Anyone who is even slightly surprised by it being discontinued was obviously not paying attention.

I disagree with Apple really should have just been honest with its pro users and said "We no longer care about you,"'.They've abandoned a very specific and shrinking segment of pro users, but the vast majority of pro users are covered by today's lineup with Mac Studio at the top. There just aren't that many things which need a traditional tower anymore. And I'd argue that almost no-one needed the Mac Pro - as you excellently explain.

One minor peeve - what is "pro" today? Most office workers can do their work just fine with the some of the cheapest equipment you get - isn't that "professional" enough? Even most developers can do most of their work on laptops these days - and if they need more horsepower, that's likely to be on the server side anyway. Don't they count? And what about project managers, lawyers, and CEOs - aren't they "pro" either?

Comment Re:I know the trash can had a lot of different mod (Score 1) 91

But I seem to remember them all being pretty crazy expensive for what you got. I guess it would be probably quieter than the equivalent Windows PC or hackintosh but most of the models I see out in the wild are the really expensive ones that would have sold for $5,000 and up

They were targeted as a workstation, not a "Mac in a PC-like chassis for home". So they had Intel Xeon CPUs, AMDs workstation line of GPUs, ECC memory etc.When looking at similar offerings, they weren't priced that bad.

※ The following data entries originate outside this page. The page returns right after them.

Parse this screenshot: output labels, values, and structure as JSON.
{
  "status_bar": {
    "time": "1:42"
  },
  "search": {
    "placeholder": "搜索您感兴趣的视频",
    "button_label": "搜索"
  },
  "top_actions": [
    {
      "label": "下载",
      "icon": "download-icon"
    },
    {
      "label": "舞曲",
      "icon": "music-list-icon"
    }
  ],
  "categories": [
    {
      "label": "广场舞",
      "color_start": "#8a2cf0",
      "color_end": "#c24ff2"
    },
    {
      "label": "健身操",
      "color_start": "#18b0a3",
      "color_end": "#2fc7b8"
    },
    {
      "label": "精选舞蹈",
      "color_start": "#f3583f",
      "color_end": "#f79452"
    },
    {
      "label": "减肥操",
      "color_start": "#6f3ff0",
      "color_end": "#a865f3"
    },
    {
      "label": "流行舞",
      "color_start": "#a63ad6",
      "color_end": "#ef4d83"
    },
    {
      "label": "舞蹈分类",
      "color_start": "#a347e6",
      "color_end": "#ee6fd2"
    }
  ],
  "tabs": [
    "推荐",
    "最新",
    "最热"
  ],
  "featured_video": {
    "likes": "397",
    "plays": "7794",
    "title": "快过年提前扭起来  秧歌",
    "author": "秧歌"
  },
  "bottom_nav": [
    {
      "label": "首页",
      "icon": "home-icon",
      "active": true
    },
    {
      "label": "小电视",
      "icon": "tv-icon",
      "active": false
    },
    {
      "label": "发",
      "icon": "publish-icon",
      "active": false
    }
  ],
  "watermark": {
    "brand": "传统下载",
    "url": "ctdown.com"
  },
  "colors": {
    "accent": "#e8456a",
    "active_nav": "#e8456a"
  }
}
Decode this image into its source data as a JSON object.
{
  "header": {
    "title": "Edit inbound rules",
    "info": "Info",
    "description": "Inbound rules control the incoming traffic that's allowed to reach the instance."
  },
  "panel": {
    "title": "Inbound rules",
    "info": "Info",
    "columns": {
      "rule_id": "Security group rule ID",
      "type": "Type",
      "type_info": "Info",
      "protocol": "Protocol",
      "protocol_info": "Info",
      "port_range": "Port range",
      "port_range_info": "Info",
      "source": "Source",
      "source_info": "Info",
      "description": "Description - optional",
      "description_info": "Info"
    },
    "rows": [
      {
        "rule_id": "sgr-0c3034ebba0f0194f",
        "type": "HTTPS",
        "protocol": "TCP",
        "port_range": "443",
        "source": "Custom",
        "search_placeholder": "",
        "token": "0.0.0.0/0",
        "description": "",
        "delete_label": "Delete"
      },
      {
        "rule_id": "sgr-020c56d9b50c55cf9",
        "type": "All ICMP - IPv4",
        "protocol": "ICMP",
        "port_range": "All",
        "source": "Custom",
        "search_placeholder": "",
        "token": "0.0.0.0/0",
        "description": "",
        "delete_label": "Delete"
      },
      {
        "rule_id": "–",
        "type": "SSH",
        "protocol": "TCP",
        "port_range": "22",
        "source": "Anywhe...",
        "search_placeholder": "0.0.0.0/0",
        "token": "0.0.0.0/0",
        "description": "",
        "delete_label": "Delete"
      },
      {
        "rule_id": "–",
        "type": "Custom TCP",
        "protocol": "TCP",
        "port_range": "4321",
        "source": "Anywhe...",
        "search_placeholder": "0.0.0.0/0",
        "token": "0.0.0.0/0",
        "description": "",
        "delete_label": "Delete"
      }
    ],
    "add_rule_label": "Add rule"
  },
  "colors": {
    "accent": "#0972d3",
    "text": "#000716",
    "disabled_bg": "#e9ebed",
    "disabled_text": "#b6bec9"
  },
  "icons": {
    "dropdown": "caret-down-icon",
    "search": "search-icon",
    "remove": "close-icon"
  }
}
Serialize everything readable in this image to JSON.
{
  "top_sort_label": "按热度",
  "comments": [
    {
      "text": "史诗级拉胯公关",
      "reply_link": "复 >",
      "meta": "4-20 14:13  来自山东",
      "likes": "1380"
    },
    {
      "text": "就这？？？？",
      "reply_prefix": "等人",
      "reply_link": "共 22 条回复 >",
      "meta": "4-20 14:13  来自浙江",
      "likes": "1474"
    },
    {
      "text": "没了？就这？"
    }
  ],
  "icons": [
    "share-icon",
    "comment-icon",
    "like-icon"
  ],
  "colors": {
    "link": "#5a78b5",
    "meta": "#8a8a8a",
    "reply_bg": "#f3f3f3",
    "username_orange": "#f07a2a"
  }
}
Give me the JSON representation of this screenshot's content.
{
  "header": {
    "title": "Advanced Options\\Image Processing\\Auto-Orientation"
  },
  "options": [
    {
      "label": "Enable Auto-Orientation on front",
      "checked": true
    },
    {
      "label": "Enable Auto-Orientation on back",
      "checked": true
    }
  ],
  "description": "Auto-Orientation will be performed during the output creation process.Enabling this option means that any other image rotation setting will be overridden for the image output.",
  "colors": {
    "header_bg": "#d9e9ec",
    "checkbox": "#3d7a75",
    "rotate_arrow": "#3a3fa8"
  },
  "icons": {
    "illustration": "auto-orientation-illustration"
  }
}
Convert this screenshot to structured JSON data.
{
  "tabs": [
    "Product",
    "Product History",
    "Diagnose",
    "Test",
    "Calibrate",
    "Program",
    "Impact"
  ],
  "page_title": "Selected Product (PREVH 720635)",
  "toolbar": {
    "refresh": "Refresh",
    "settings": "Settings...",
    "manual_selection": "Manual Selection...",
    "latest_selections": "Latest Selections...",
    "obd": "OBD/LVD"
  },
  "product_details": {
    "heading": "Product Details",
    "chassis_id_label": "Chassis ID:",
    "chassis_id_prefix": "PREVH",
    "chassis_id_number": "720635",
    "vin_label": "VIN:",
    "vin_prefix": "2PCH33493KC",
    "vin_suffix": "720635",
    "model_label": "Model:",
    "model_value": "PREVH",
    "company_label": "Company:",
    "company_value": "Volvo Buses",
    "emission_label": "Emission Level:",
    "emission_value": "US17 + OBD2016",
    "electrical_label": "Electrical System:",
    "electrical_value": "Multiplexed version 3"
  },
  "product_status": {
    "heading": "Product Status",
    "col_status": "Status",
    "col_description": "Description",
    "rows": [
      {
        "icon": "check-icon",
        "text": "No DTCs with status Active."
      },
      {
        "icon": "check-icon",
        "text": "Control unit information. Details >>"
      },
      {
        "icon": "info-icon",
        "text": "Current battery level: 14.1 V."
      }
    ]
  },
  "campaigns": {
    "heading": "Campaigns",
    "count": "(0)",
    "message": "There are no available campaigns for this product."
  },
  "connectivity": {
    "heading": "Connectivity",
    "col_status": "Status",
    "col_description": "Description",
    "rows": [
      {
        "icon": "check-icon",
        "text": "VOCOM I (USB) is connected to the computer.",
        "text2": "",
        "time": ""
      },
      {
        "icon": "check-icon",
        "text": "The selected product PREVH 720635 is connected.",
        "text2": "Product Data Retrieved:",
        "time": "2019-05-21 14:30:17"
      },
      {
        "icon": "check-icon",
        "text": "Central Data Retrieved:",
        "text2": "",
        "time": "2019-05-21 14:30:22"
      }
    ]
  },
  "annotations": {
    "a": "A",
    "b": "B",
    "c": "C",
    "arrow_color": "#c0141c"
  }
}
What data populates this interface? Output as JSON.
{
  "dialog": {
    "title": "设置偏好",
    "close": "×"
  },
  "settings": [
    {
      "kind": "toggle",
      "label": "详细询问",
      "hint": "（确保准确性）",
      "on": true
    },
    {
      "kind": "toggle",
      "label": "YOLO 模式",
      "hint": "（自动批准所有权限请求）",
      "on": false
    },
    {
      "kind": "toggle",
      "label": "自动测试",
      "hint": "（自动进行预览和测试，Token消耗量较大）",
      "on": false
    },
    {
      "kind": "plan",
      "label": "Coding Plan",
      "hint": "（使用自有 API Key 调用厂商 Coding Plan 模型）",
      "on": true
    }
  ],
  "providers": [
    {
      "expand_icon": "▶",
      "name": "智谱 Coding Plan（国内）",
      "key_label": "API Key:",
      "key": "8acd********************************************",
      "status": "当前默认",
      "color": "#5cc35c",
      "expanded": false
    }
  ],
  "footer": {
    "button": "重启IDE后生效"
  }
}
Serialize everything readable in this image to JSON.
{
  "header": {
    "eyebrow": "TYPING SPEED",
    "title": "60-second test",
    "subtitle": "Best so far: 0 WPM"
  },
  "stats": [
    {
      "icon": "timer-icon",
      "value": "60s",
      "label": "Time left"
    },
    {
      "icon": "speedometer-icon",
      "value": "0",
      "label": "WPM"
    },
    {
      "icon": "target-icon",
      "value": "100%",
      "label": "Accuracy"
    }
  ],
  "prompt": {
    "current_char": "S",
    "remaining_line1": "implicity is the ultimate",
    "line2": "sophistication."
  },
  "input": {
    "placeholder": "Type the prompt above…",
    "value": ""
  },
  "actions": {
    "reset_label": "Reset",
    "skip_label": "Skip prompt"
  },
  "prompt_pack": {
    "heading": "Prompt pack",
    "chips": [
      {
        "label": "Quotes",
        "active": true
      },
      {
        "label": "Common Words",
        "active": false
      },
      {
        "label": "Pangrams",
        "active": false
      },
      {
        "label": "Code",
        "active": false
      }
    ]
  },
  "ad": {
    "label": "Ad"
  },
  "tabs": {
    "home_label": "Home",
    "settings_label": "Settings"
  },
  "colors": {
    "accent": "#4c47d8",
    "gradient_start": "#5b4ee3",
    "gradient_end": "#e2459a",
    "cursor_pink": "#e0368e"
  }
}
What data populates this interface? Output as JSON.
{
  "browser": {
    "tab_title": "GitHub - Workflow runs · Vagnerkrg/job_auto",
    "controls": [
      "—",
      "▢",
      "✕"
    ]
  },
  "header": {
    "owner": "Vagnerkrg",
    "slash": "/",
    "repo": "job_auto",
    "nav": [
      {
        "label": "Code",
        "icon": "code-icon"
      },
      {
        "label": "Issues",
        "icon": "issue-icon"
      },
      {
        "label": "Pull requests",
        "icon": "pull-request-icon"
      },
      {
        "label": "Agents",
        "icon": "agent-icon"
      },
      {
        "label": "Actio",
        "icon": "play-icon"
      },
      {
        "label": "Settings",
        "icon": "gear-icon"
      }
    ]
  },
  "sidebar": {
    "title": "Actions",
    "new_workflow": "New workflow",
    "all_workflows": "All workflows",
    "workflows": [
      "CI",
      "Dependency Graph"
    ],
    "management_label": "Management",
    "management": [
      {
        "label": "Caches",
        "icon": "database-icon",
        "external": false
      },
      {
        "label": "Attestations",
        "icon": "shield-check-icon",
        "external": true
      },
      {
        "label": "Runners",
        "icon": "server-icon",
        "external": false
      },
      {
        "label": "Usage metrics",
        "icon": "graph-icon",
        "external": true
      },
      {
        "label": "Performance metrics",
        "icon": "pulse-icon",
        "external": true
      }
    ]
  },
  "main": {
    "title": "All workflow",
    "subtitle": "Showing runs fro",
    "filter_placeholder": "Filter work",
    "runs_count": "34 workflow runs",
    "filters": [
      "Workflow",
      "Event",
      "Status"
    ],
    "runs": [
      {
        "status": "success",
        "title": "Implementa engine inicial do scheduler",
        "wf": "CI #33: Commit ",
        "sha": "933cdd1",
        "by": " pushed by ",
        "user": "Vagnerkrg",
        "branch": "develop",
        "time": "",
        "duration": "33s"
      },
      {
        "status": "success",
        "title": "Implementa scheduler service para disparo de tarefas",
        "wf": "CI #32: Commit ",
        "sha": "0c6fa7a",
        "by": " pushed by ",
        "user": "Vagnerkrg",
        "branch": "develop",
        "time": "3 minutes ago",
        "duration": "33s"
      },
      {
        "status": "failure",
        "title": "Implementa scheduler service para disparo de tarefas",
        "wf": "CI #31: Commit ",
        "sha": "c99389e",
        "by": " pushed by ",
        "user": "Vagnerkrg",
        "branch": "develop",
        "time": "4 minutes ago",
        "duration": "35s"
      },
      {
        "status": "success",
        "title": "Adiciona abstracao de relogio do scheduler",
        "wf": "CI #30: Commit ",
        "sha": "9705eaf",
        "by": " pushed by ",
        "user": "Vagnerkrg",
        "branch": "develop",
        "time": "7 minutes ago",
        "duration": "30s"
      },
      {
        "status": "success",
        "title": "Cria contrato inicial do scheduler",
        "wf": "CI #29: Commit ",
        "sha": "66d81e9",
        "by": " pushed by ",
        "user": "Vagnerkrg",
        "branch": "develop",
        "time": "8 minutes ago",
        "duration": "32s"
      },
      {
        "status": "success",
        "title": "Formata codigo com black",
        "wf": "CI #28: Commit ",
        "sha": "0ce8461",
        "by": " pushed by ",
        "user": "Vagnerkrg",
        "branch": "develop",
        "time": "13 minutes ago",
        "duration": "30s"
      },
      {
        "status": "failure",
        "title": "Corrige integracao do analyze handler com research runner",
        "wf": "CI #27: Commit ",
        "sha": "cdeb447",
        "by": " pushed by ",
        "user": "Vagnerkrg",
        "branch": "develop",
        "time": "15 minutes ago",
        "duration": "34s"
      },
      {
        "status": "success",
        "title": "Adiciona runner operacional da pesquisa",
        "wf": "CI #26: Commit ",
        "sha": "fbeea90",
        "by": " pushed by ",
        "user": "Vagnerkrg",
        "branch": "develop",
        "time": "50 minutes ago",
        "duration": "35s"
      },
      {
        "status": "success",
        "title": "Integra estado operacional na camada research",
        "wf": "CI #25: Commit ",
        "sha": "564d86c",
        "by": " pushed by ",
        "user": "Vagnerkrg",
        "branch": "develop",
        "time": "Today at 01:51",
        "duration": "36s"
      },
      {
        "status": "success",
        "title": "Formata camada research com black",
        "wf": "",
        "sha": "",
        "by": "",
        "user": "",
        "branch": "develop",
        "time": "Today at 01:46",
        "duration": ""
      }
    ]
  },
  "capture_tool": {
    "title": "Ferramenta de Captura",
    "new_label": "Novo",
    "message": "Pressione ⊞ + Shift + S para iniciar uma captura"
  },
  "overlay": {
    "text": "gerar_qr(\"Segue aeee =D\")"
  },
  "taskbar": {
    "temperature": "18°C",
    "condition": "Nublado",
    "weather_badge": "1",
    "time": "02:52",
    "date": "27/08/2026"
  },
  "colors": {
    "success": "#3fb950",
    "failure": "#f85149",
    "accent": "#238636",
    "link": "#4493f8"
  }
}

Comment Re:the last mac pro had an big upchange for very l (Score 1) 91

the last mac pro had an big up-change for very little over the studio.
While not the best studio + TB pci-e boxes costs way less. The pro had X16 slots but the cpu really did not have pci-e lanes to fully feed them.

The m5 studio needs some kind of of EXT pci-e port (more then just TB)

Even more than the PCI-lanes, there wasn't hardware to justify it. With Apple Silicon, the GPU is built in and you can't fill the case with cards from NVidia to make it a CUDA-monster or handle graphics beyond the (impressive) abilities of the combined CPU/GPU.

If adding 3rd party GPUs was possible, the use case for actually buying a tower might have led to a huge increase in sales - relative to its existing sales level, of course.